There’s a beautifully clear explanation behind the BMJ-EBM-journal paywall of a concept I’ve been struggling to express for some time, which is partly there in GRADE and partly grounded in common sense.
Take the parachute argument — do you really need an RCT for parachutes (as there are survivors of non-‘chuted falls) — and reductio ad absurdium leaps to ‘so all EBM is bunk’. As discussed earlier, EBM is not all RCT so the particular strawman here fires brightly away from anything meaningful, but is does illuminate a problem. What about situations where non-RCT evidence is good enough?
The ‘mothers kiss‘ for nostrilly based crayons is a good example. It works; so why do an RCT? Well, it’s not just that – it works, and it’s unlikely to cause harm, and it’s a situation where the crayon’s not coming out on its own – so why do an RCT?
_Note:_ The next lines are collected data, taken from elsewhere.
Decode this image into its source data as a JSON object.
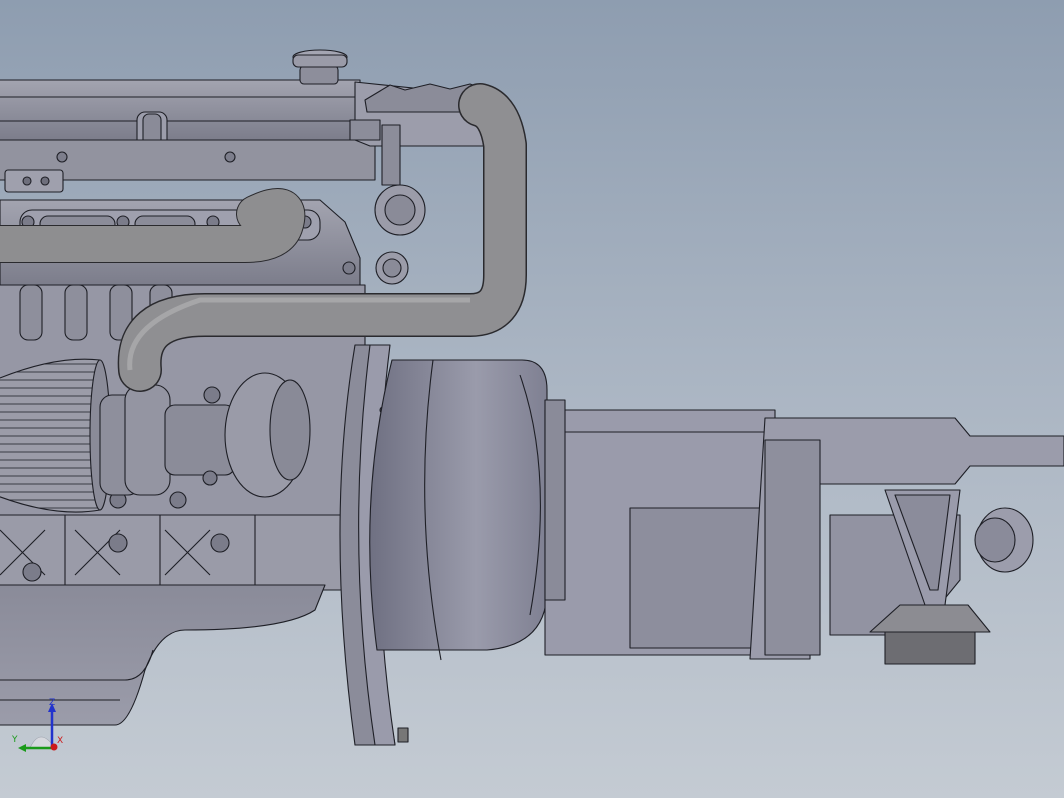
{
  "viewport": {
    "background_top": "#8e9db0",
    "background_bottom": "#c4cbd3",
    "model_color": "#8f909e",
    "edge_color": "#1e1f26",
    "content": "cad-model"
  },
  "triad": {
    "z_label": "Z",
    "y_label": "Y",
    "x_label": "X",
    "z_color": "#2233cc",
    "y_color": "#1a9a1a",
    "x_color": "#cc1a1a"
  }
}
To frame it alternatively, “what biases would have to be present in these observational studies, and how large would these biases have to be, in order to invalidate the result?” If the answer to this is SO large you wouldn’t believe it was possible, then you don’t need an RCT. The smaller the proposed effect size, the greater the need for randomised trial data. As a rule of thumb, if the effect is a relative risk of >5 (or <0.2 aka < 1/5th) then you’ll be happy with good observational data. The closer it gets to >2 / <0.5, the more and more possible a biased explanation of the result is.
To shorthand – appraise your evidence (i.e. assess the size of the threats to validity), evaluate the importance of the effect, and ask how closely it fits your PICO – don’t go all SR = 1a and CaseStudy = 4 on us.